Cette ardeur à la tâche sera-t-elle vraiment suffisante pour calmer les ambitions en interne? Le maire de Cannes David Lisnard, qui s'est pourtant affiché aux côtés de Bruno Retailleau dans la campagne, a plaidé dès ce lundi pour l'organisation d'une primaire ouverte pour désigner le candidat en 2027 qui irait jusqu'à Reconquête.

Le nouveau patron de la droite a pourtant milité, lui, ces derniers mois pour une consultation réservée aux seuls militants LR.

Le danger Philippe

"Personne n'est dupe des chapelles des uns et des autres", avance la députée Marie-Christine Dalloz.

"On sera content dimanche soir et dès lundi, ce sera le début des emmerdes", décryptait un proche de Bruno Retailleau quelques jours avant sa victoire.

Mais pour l'instant, c'est moins l'atmosphère en interne qui semble préoccuper le locataire de la place Beauvau que la candidature d'Édouard Philippe en 2027, déjà lancé dans la course depuis des mois.

"Je n'ai pas fait tout ça pour qu'ensuite j'abdique et qu'on se range sous telle ou telle couleur", n'a pas hésité à le mettre en garde Bruno Retailleau ce lundi. Durant la fin de la campagne des LR, Laurent Wauquiez avait d'ailleurs eu beau jeu d'expliquer que le ministre de l'Intérieur n'hésiterait pas à se retirer au profit du maire du Havre quelques mois avant la présidentielle, sondages à l'appui de sa démonstration.

Loin de plier le match

Pour l'instant, seul l'ex-Premier ministre d'Emmanuel Macron parmi les candidatures de droite et de la macronie parvient à se qualifier au second tour avec un score autour de 15%. Bruno Retailleau, lui, se situe entre 7,5 et 10% des voix.

Si ces scores sont à prendre avec précaution presque deux ans avec l'élection, ils donnent du grain à moudre à ceux qui plaident pour une candidature commune des LR et d'Horizons.

"On verra où on en sera en septembre 2026. Si on est très très loin derrière, tout cela se discutera", observe un élu de droite.

Édouard Philippe reste, lui, bien décidé à maintenir coûte que coûte ce scénario en allant chercher sur les terres de Bruno Retailleau. Lors d'un discours à Marseille, en plein vote des militants LR ce samedi, Édouard Philippe a joué la carte du régalien, accusant la justice d'être "hypocrite".

Objectif 25%

"Est-ce que Bruno Retailleau reste solide, arrive à aller grignoter des points à Édouard Philippe ou non s'il commence à aller sur nos thématiques? Tout bouge tellement vite. La vérité d'aujourd'hui n'est probablement pas celle de demain", analyse un député macroniste issu de la droite.
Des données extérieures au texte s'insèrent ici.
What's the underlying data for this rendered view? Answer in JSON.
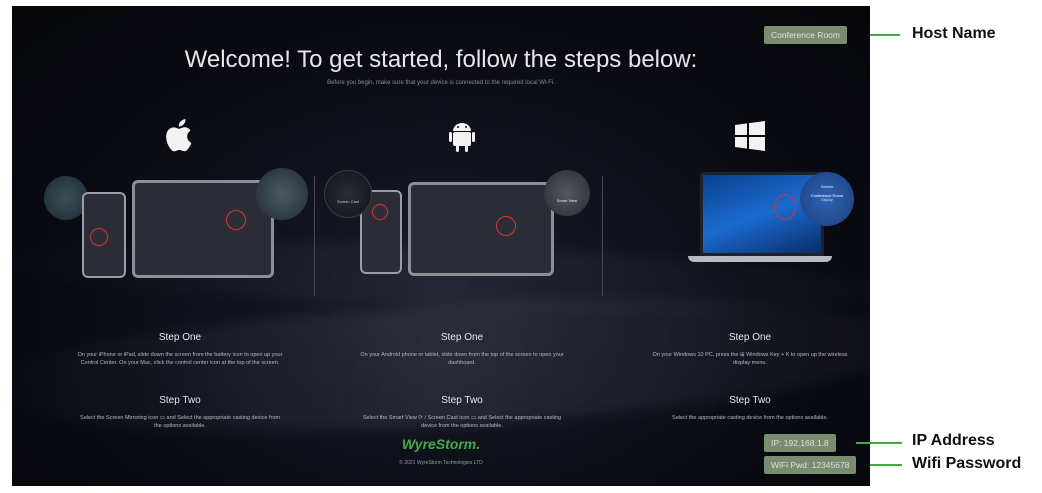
{
  "screen": {
    "title": "Welcome! To get started, follow the steps below:",
    "subtitle": "Before you begin, make sure that your device is connected to the required local Wi-Fi.",
    "host_name_value": "Conference Room",
    "ip_value": "IP: 192.168.1.8",
    "wifi_value": "WiFi Pwd: 12345678",
    "brand": "WyreStorm.",
    "copyright": "© 2021 WyreStorm Technologies LTD"
  },
  "columns": {
    "apple": {
      "step1_title": "Step One",
      "step1_desc": "On your iPhone or iPad, slide down the screen from the battery icon to open up your Control Center. On your Mac, click the control center icon at the top of the screen.",
      "step2_title": "Step Two",
      "step2_desc": "Select the Screen Mirroring icon ▭ and Select the appropriate casting device from the options available."
    },
    "android": {
      "step1_title": "Step One",
      "step1_desc": "On your Android phone or tablet, slide down from the top of the screen to open your dashboard.",
      "step2_title": "Step Two",
      "step2_desc": "Select the Smart View ⟳ / Screen Cast icon ▭ and Select the appropriate casting device from the options available.",
      "bubble_left": "Screen Cast",
      "bubble_right": "Smart View"
    },
    "windows": {
      "step1_title": "Step One",
      "step1_desc": "On your Windows 10 PC, press the ⊞ Windows Key + K to open up the wireless display menu.",
      "step2_title": "Step Two",
      "step2_desc": "Select the appropriate casting device from the options available.",
      "bubble_search": "Search",
      "bubble_device": "Conference Room",
      "bubble_device_sub": "Display"
    }
  },
  "callouts": {
    "host_name": "Host Name",
    "ip_address": "IP Address",
    "wifi_password": "Wifi Password"
  },
  "colors": {
    "callout_green": "#3dac3d",
    "brand_green": "#3cb043",
    "highlight_red": "#e0302a"
  }
}
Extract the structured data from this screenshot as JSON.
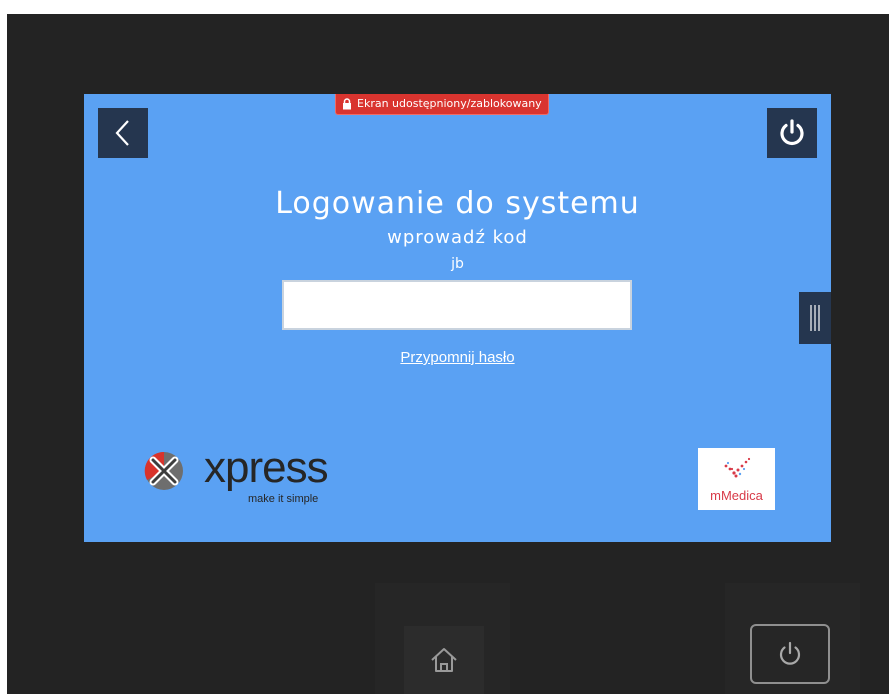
{
  "banner": {
    "text": "Ekran udostępniony/zablokowany",
    "icon": "lock-icon",
    "color": "#d9342f"
  },
  "header": {
    "back_icon": "chevron-left-icon",
    "power_icon": "power-icon"
  },
  "login": {
    "title": "Logowanie do systemu",
    "subtitle": "wprowadź kod",
    "username": "jb",
    "code_value": "",
    "remind_link": "Przypomnij hasło"
  },
  "logos": {
    "xpress": {
      "name": "xpress",
      "tagline": "make it simple"
    },
    "mmedica": {
      "name": "mMedica"
    }
  },
  "colors": {
    "screen_bg": "#5aa1f3",
    "button_bg": "#25364f",
    "device_bg": "#232323"
  },
  "device": {
    "home_icon": "home-icon",
    "power_icon": "power-icon"
  }
}
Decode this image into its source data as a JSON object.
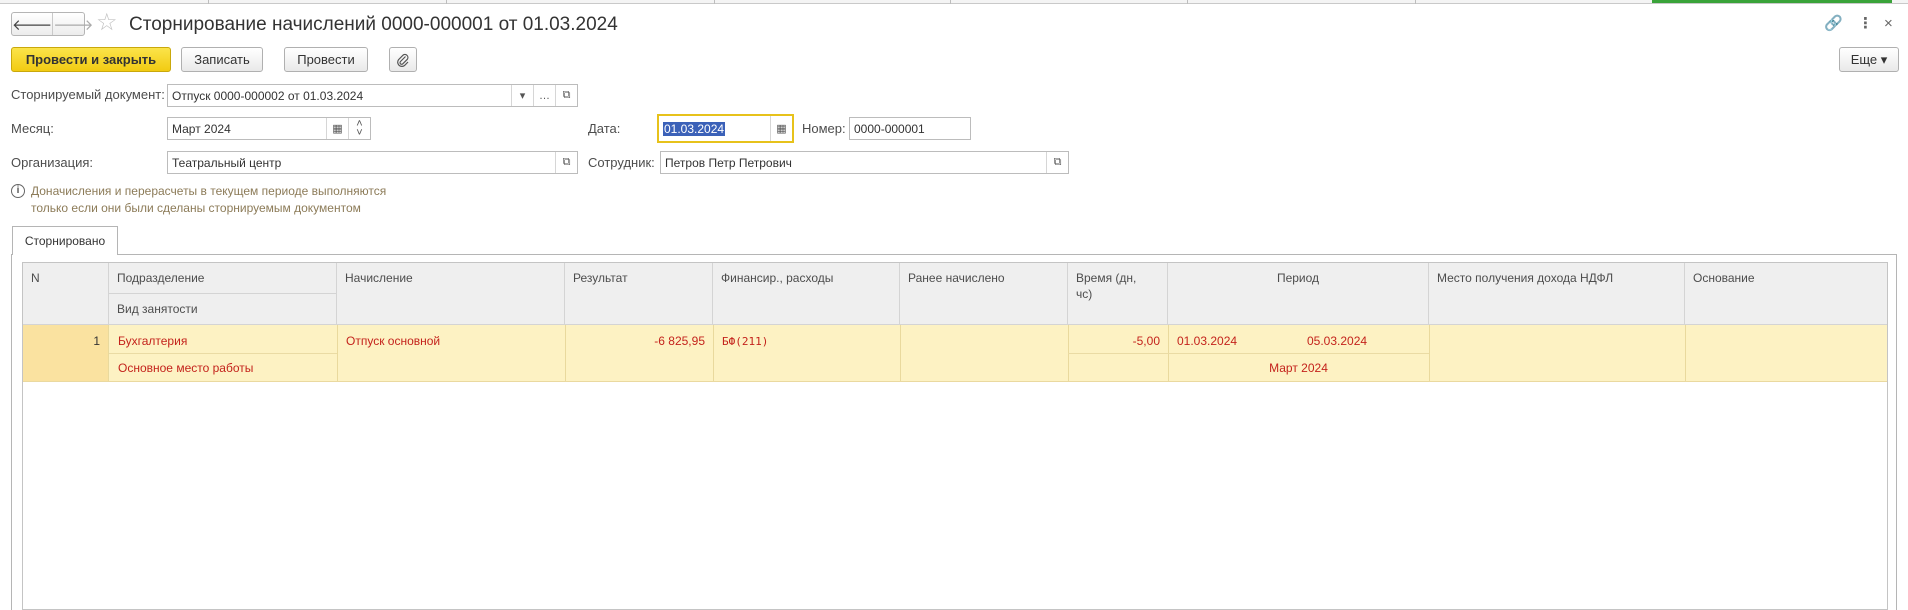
{
  "window": {
    "title": "Сторнирование начислений 0000-000001 от 01.03.2024",
    "more_icon": "more-vertical-icon",
    "link_icon": "link-icon",
    "close_icon": "close-icon",
    "star_icon": "star-icon"
  },
  "toolbar": {
    "post_close": "Провести и закрыть",
    "save": "Записать",
    "post": "Провести",
    "attach_icon": "paperclip-icon",
    "more": "Еще ▾"
  },
  "form": {
    "storno_doc": {
      "label": "Сторнируемый документ:",
      "value": "Отпуск 0000-000002 от 01.03.2024"
    },
    "month": {
      "label": "Месяц:",
      "value": "Март 2024"
    },
    "date": {
      "label": "Дата:",
      "value": "01.03.2024"
    },
    "number": {
      "label": "Номер:",
      "value": "0000-000001"
    },
    "org": {
      "label": "Организация:",
      "value": "Театральный центр"
    },
    "employee": {
      "label": "Сотрудник:",
      "value": "Петров Петр Петрович"
    },
    "info_line1": "Доначисления и перерасчеты в текущем периоде выполняются",
    "info_line2": "только если они были сделаны сторнируемым документом"
  },
  "tabs": {
    "active": "Сторнировано"
  },
  "table": {
    "headers": {
      "n": "N",
      "dept": "Подразделение",
      "employment": "Вид занятости",
      "accrual": "Начисление",
      "result": "Результат",
      "finance": "Финансир., расходы",
      "prev": "Ранее начислено",
      "time": "Время (дн,\nчс)",
      "period": "Период",
      "ndfl": "Место получения дохода НДФЛ",
      "basis": "Основание"
    },
    "row": {
      "n": "1",
      "dept": "Бухгалтерия",
      "employment": "Основное место работы",
      "accrual": "Отпуск основной",
      "result": "-6 825,95",
      "finance": "БФ(211)",
      "time": "-5,00",
      "period_from": "01.03.2024",
      "period_to": "05.03.2024",
      "period_month": "Март 2024"
    }
  }
}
"Nous, notre but, c'est de monter entre 20 et 25% dans les prochains mois", assume de son côté le sénateur LR Max Brisson.

Un tel bond qui multiplierait quasiment par 2 son score dans les sondages de premier tour n'est probablement possible qu'en cas de nette réussite place Beauvau. Pour l'instant, Bruno Retailleau ne dispose que d'un pouvoir d'action limité, cornaqué par une Assemblée nationale très divisée et un Premier ministre qui n'est pas de sa couleur politique.

"Sa victoire lui donne un point supplémentaire et de nouvelles marges de manœuvre", veut croire l'ex-député LR Pierre-Henri Dumont alors que pour l'instant les résultats concrets se font encore attendre.

"Le jour où il estime qu'il a plus à perdre qu'à gagner à rester au gouvernement, il s'en ira, il n'y a aucun doute", juge un sénateur LR.

Avec un risque: que son départ du gouvernement et son retour au Sénat le fassent redescendre au rang de simple présidentiable parmi beaucoup d'autres. "On verra ce qu'il a dans le ventre à ce moment-là", lâche déjà un proche de Laurent Wauquiez.